0.765100 m.y.i.p -> m.y.d.ns DNS 79 Standard query A ns1.serverfault.com
0.777483 m.y.d.ns -> m.y.i.p DNS 211 Standard query response A
0.777707 m.y.i.p -> m.y.d.ns DNS 79 Standard query A ns3.serverfault.com
0.790625 m.y.d.ns -> m.y.i.p DNS 211 Standard query response A
0.791522 m.y.i.p -> m.y.d.ns DNS 79 Standard query A ns4.serverfault.com
0.803938 m.y.d.ns -> m.y.i.p DNS 211 Standard query response A

Note that you will always receive these 3 delegated servers in that order.

It will pick one of them and ask for the IP for serverfault.com in my case, ironically enough it picked ns4.serverfault.com. (no RD flag)

0.804629 m.y.i.p -> DNS 75 Standard query A serverfault.com
0.905948 -> m.y.i.p DNS 227 Standard query response A

Since the last query is with no RD flag and is asked to one of the Authoritative Name Server, a dig +trace will always give you an answer with flag AA...meaning not from your resolvers cache but rather from one of the Authoritative Name Server.

You have just completed the delegation path from Root to Authoritative Name Servers.

The reason why ns4.serverfault.com will resolve properly even if the glue record is wrong is that your resolver, or any resolver, will actually learn about ns1.serverfault.com and ns3.serverfault.com.

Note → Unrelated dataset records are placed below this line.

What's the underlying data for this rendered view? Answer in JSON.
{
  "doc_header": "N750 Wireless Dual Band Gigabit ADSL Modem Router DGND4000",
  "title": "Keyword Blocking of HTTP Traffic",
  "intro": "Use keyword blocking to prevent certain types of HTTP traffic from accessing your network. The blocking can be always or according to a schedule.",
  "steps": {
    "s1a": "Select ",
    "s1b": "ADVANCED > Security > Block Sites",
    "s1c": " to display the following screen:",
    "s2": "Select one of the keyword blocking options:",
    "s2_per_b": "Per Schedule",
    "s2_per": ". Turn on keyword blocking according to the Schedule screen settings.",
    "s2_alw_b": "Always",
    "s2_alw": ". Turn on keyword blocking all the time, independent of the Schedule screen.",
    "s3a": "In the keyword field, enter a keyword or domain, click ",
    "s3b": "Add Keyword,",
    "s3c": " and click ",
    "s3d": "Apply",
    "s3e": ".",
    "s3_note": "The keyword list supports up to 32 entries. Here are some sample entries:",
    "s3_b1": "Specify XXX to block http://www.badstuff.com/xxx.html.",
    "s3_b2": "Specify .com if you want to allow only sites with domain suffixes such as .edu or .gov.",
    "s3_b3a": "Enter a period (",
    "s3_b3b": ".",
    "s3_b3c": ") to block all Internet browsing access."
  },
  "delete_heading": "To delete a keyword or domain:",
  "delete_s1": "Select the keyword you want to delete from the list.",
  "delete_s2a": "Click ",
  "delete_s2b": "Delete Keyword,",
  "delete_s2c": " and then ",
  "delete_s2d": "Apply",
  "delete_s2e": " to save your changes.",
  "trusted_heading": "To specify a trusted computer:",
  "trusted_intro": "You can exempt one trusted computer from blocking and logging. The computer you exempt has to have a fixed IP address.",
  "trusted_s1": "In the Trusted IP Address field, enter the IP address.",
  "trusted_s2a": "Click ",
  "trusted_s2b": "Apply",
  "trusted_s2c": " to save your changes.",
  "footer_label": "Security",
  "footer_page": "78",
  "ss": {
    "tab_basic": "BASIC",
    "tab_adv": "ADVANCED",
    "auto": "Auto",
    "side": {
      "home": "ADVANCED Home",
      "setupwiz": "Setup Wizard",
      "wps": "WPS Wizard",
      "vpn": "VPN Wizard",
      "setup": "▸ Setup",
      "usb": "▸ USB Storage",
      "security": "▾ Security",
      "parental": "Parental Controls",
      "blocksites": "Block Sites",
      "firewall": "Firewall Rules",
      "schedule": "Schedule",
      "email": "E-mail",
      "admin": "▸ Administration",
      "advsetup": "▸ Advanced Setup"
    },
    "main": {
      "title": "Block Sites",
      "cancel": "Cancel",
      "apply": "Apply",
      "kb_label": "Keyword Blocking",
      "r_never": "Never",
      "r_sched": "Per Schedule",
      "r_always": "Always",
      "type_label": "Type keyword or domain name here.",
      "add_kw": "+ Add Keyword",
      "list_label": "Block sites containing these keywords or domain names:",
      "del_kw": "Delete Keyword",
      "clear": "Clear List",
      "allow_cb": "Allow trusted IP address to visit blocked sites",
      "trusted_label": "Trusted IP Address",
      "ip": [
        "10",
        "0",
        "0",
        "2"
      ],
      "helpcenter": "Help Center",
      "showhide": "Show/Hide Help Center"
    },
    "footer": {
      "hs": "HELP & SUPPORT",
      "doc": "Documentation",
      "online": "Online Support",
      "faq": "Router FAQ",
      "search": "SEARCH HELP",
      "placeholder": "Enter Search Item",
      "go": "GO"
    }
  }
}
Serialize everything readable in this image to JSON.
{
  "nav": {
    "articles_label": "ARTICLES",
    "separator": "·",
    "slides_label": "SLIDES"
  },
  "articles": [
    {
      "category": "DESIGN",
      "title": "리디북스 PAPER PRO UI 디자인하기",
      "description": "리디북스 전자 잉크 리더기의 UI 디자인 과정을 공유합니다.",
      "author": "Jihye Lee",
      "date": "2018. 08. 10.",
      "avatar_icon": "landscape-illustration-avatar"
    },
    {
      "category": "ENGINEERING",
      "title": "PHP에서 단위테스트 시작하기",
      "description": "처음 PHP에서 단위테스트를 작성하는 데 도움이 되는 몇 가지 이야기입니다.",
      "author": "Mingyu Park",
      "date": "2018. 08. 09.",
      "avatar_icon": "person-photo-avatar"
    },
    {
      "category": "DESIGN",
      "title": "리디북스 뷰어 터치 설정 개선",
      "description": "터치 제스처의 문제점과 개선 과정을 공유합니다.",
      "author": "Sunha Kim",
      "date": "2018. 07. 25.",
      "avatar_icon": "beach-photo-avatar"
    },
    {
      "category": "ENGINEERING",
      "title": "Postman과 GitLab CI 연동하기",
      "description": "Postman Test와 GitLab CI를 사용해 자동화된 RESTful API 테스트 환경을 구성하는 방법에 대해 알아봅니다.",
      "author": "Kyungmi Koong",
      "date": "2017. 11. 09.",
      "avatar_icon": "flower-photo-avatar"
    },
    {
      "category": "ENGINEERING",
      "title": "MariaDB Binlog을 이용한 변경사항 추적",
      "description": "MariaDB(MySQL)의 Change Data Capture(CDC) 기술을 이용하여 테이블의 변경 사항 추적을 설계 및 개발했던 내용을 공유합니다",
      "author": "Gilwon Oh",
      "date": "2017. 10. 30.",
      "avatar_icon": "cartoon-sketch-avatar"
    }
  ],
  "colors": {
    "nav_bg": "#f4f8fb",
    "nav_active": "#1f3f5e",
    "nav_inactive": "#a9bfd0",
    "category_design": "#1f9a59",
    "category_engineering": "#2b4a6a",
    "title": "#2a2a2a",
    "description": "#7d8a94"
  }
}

Both of them are able to answer queries for serverfault.com and you will know about them first.

  • 1
    This is a nice writeup but it should be mentioned that the glue record for ns4.serverfault.com really appears to be incorrect and should be changed. Which I suppose was one of the intentions of the question.
    – the-wabbit
    Feb 13, 2013 at 14:00
  • You're right, I edited the answer to reflect that.
    – Alex
    Feb 13, 2013 at 15:07
  • l.gtld-servers.net gives the delegated name server and my PC ask my resolver for the IP of each one of them. (with RD flag) - I'm really bad at explainging things :), this is what I'm trying to tell you, dig is asking your resolver to do the dirty job for you: resolve ns{1,2,3}.serverfault.com.